Consumer price pressures remain weak

Consumer prices rose only slightly in July, despite the start of the carbon tax at the beginning of the month.

The TD Securities-Melbourne Institute inflation gauge rose 0.2 per cent in July, after a 0.2 per cent fall in June and a flat result in May, the survey published on Monday showed.

In the year to July, the inflation gauge was 1.5 per cent, the lowest annual rate in nearly three years and well below the Reserve Bank of Australia's (RBA) two to three per cent inflation target band.

TD Securities head of Asia-Pacific Research Annette Beacher said the start of the carbon tax on July 1 came at a time when most price pressures were weak.

Treasury modelling showed that the $23 a tonne price for carbon pollution would add about 0.7 per cent to consumer prices in 2012/13.

"For the July Inflation Gauge, utility prices rose 10.3 per cent, while food prices and airfares, so far, remain unaffected," Ms Beacher said.

"While our utility price rise is within Treasury estimates, the Gauge confirms that pricing pressure outside of the immediate impact of the carbon tax remains weak."
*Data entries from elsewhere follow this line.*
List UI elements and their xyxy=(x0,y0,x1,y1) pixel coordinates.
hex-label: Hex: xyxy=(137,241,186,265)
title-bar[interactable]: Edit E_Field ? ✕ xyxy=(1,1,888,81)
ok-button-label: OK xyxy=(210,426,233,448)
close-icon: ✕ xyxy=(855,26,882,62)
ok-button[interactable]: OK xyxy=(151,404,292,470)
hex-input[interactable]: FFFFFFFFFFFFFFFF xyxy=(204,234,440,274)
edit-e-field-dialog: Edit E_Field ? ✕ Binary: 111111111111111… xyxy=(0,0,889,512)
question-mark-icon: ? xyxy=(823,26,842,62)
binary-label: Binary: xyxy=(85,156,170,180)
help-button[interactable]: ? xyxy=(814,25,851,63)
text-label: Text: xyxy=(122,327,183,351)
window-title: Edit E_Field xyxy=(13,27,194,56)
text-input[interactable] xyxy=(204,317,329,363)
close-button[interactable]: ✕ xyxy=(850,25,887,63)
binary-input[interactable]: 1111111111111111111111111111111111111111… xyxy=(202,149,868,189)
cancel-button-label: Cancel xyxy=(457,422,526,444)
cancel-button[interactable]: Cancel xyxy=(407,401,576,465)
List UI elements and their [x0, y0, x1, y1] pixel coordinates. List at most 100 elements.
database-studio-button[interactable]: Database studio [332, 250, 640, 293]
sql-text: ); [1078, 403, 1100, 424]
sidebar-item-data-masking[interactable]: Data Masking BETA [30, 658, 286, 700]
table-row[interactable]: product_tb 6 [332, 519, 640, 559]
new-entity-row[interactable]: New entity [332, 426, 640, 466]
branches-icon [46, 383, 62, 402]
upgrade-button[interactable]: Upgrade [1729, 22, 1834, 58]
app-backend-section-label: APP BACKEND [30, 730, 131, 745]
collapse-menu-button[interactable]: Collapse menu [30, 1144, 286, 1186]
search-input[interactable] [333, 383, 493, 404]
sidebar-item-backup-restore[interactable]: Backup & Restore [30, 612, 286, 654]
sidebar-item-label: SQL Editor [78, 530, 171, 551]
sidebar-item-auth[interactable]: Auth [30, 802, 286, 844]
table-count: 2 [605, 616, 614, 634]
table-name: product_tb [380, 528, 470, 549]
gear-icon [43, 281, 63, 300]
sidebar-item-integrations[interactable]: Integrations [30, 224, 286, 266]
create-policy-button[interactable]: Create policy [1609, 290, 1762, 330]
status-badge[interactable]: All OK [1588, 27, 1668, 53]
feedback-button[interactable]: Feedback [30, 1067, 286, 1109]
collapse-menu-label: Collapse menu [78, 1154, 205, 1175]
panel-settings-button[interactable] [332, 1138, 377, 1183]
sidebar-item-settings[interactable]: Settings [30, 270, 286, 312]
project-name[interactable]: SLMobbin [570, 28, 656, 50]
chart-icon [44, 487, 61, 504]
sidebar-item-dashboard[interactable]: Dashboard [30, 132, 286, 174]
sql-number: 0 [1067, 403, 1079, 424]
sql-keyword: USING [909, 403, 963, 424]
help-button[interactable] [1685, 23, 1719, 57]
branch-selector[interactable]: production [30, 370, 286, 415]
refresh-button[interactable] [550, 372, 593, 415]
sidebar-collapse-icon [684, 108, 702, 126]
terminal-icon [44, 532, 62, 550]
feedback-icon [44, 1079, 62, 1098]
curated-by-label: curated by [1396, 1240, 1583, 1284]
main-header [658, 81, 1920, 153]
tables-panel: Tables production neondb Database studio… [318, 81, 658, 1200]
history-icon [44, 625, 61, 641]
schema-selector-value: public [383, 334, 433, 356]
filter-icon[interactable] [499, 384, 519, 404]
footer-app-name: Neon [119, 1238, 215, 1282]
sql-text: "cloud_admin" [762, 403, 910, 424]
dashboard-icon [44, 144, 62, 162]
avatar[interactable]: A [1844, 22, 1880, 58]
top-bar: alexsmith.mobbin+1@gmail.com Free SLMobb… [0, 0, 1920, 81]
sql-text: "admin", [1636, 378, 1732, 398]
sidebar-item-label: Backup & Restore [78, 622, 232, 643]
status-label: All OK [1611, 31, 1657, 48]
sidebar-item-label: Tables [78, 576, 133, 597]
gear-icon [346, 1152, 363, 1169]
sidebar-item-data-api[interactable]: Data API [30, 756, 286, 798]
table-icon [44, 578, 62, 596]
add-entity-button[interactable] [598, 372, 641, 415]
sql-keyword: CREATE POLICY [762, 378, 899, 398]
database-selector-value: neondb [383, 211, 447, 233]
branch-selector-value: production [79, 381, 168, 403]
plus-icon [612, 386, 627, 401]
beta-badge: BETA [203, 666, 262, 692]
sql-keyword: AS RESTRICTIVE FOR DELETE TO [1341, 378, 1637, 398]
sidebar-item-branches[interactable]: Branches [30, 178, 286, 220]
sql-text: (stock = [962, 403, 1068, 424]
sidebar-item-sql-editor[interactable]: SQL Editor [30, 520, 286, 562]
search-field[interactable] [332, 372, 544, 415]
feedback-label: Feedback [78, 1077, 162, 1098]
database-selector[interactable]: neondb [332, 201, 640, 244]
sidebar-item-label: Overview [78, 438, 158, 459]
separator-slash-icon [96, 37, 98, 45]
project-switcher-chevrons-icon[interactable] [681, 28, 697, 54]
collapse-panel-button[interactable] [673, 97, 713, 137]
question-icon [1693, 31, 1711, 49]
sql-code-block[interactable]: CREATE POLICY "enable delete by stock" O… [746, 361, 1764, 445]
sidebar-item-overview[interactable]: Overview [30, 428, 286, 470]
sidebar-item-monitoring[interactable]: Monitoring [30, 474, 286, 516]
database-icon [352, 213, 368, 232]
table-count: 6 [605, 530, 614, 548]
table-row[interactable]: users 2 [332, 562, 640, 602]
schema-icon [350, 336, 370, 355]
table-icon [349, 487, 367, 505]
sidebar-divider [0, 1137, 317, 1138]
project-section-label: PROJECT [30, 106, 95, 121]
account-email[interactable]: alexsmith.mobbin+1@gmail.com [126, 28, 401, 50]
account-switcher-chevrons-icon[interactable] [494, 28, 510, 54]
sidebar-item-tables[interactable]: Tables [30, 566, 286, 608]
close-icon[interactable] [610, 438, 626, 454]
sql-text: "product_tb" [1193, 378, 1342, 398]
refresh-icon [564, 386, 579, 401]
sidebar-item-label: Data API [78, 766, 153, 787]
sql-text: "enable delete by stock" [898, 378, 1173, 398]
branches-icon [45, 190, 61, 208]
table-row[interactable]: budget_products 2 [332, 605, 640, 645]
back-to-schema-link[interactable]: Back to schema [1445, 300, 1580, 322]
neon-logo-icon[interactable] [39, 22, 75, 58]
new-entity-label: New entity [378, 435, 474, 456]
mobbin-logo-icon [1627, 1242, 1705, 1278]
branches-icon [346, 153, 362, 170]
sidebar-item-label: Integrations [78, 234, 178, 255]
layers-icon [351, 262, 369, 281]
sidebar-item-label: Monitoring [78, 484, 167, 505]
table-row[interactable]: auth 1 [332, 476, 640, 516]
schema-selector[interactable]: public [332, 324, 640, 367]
Ms Beacher said Australia was in the enviable position of having weak inflation and an economy that was growing stronger.

"This is an economic sweet spot and certainly backs up RBA Governor (Glenn) Stevens' glass half-full chirpy theme of late," she said.

"Australia is well-placed to absorb global shocks, and the RBA board can comfortably leave the cash rate unchanged at 3.5 per cent at the meeting tomorrow.

"Given the favourable inflation outlook, the RBA is in the enviable position to have the tools to ease if required, although by how much and when depends on what lies ahead for the troubled European Union."

All 15 economists surveyed by AAP predicted the central bank board would keep the official interest rate at 3.5 per cent on Tuesday.

Price increases in the inflation gauge were largest in utilities, reflecting the initial cost of the carbon tax, alcohol and tobacco, and newspapers, books and stationery, the survey showed.

They were offset by falls in the prices of automotive fuel, insurance and financial services, and holiday travel and accommodation.